Journal of Community Psychology
Volume 36, Issue 4, pages 421–433, May 2008
How to Cite
Pérez, D. J., Fortuna, L. and Alegría, M. (2008), Prevalence and correlates of everyday discrimination among U.S. Latinos. J. Community Psychol., 36: 421–433. doi: 10.1002/jcop.20221
- Issue online: 20 MAY 2008
- Version of Record online: 14 APR 2008
This study reports on the prevalence and correlates of perceived discrimination among a national sample of Latinos in the United States.
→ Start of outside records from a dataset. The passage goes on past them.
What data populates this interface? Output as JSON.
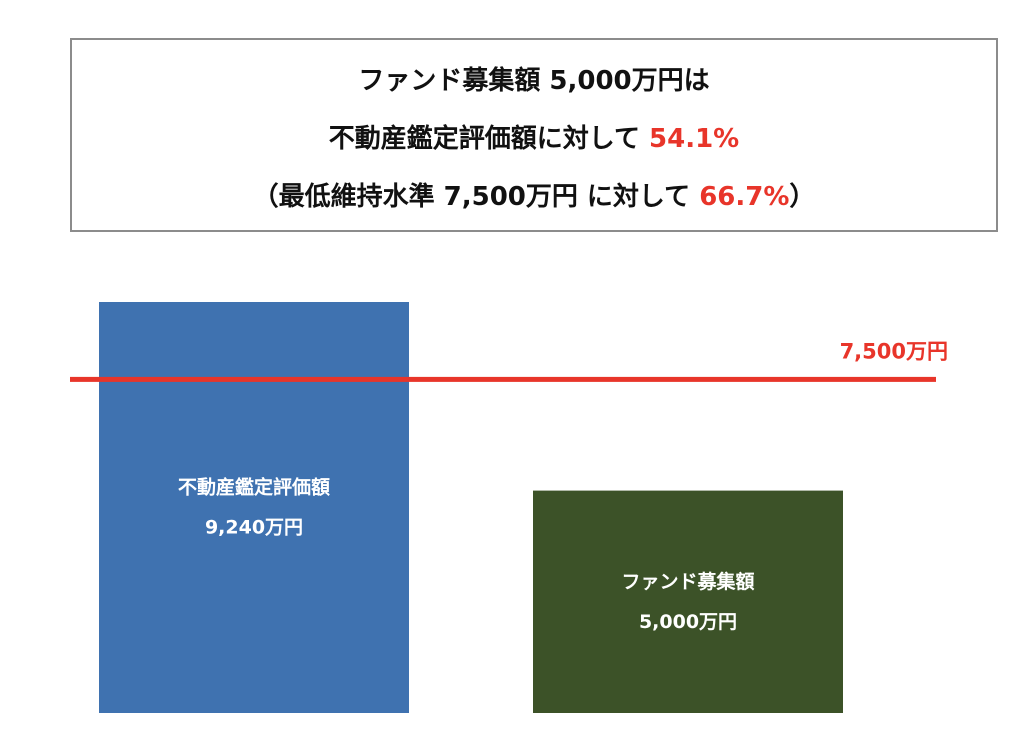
{
  "summary": {
    "line1": "ファンド募集額 5,000万円は",
    "line2_text": "不動産鑑定評価額に対して ",
    "line2_highlight": "54.1%",
    "line3_open": "（最低維持水準 7,500万円 に対して ",
    "line3_highlight": "66.7%",
    "line3_close": "）"
  },
  "colors": {
    "accent": "#e8352a",
    "appraisal_bar": "#3f72b0",
    "fund_bar": "#3c5228",
    "reference_line": "#e8352a"
  },
  "chart_data": {
    "type": "bar",
    "unit": "万円",
    "ylim": [
      0,
      9240
    ],
    "bars": [
      {
        "name": "不動産鑑定評価額",
        "value": 9240,
        "value_label": "9,240万円",
        "color": "#3f72b0"
      },
      {
        "name": "ファンド募集額",
        "value": 5000,
        "value_label": "5,000万円",
        "color": "#3c5228"
      }
    ],
    "reference_line": {
      "value": 7500,
      "label": "7,500万円",
      "color": "#e8352a"
    }
  }
}
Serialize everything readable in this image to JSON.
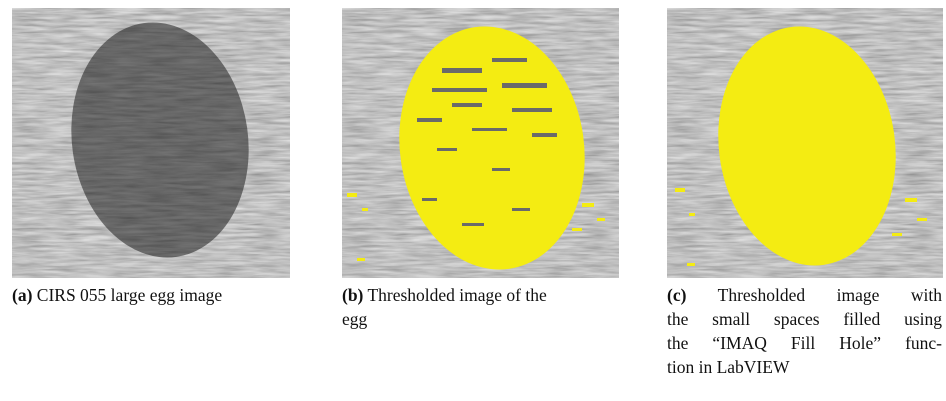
{
  "figures": [
    {
      "label": "(a)",
      "caption_lines": [
        "CIRS 055 large egg image"
      ]
    },
    {
      "label": "(b)",
      "caption_lines": [
        "Thresholded image of the",
        "egg"
      ]
    },
    {
      "label": "(c)",
      "caption_lines": [
        "Thresholded image with",
        "the small spaces filled using",
        "the “IMAQ Fill Hole” func-",
        "tion in LabVIEW"
      ]
    }
  ]
}
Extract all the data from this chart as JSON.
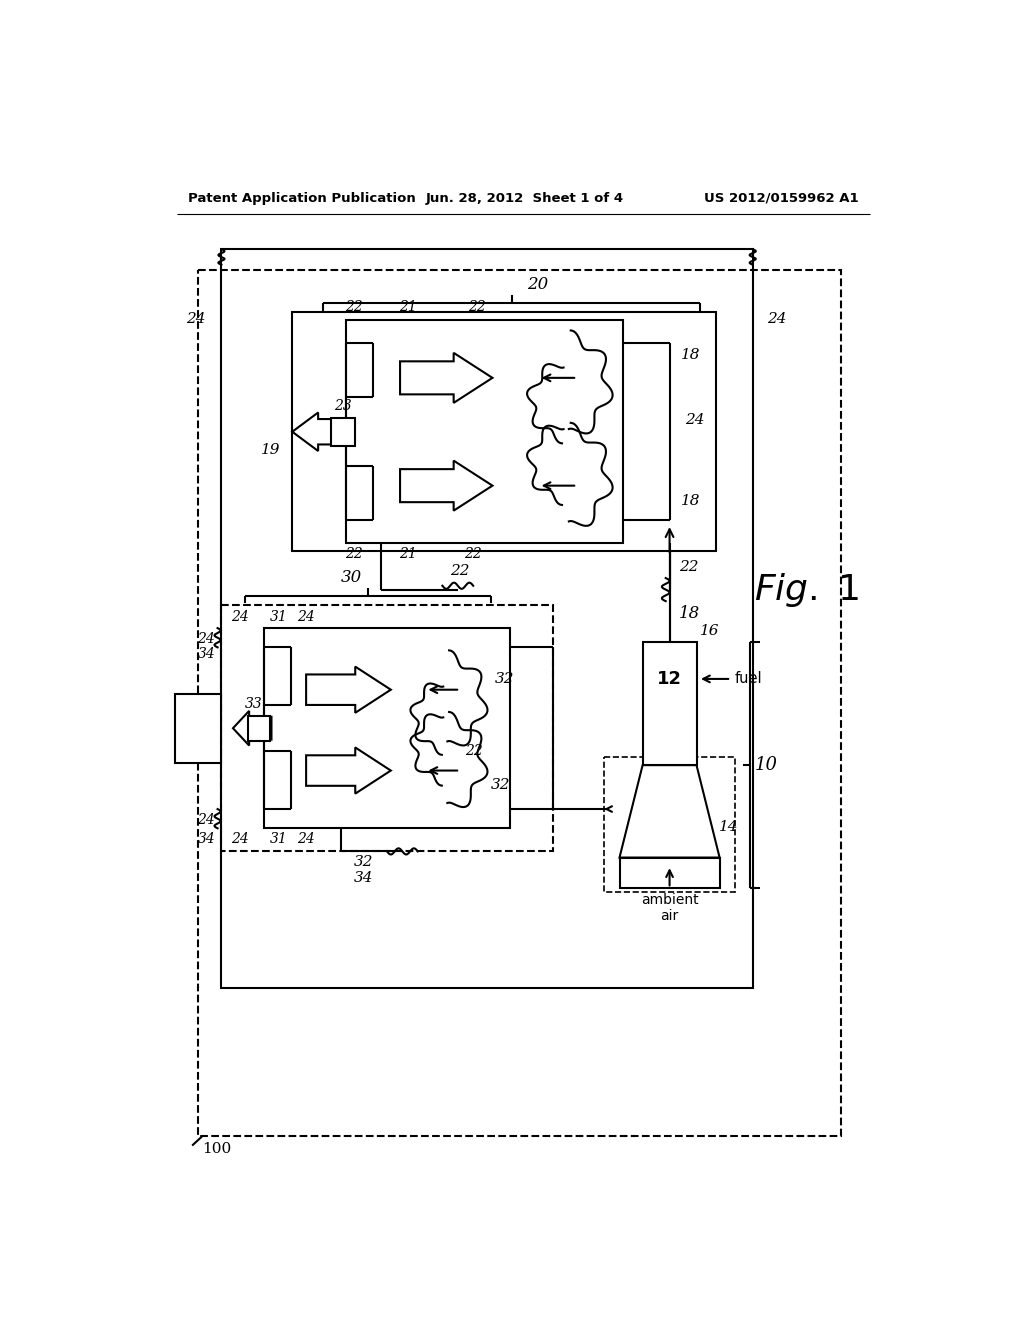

Understanding the prevalence and correlates of discrimination can help us better address disparities in the health care system. The authors define perceived discrimination as self-reported everyday experiences of unfair treatment. Logistic regression analyses were used to assess rates of perceived discrimination among Latinos and identify correlates of discrimination. Data came from the National Latino and Asian American Study (NLAAS). The prevalence of perceived discrimination among Latinos was 30%. Cubans and Latinos with high ethnic identity were less likely to perceive discrimination compared to other Latino subgroups or Latinos with low ethnic identity. American-born Latinos and Latinos arriving in the United States at younger ages were more likely to perceive discrimination compared to immigrants arriving at older ages. Perceived discrimination among Latinos is less prevalent than what has been reported for other minorities. Variations in perceived discrimination are related to sociodemographic and cultural differences across ethnic subgroups. © 2008 Wiley Periodicals, Inc.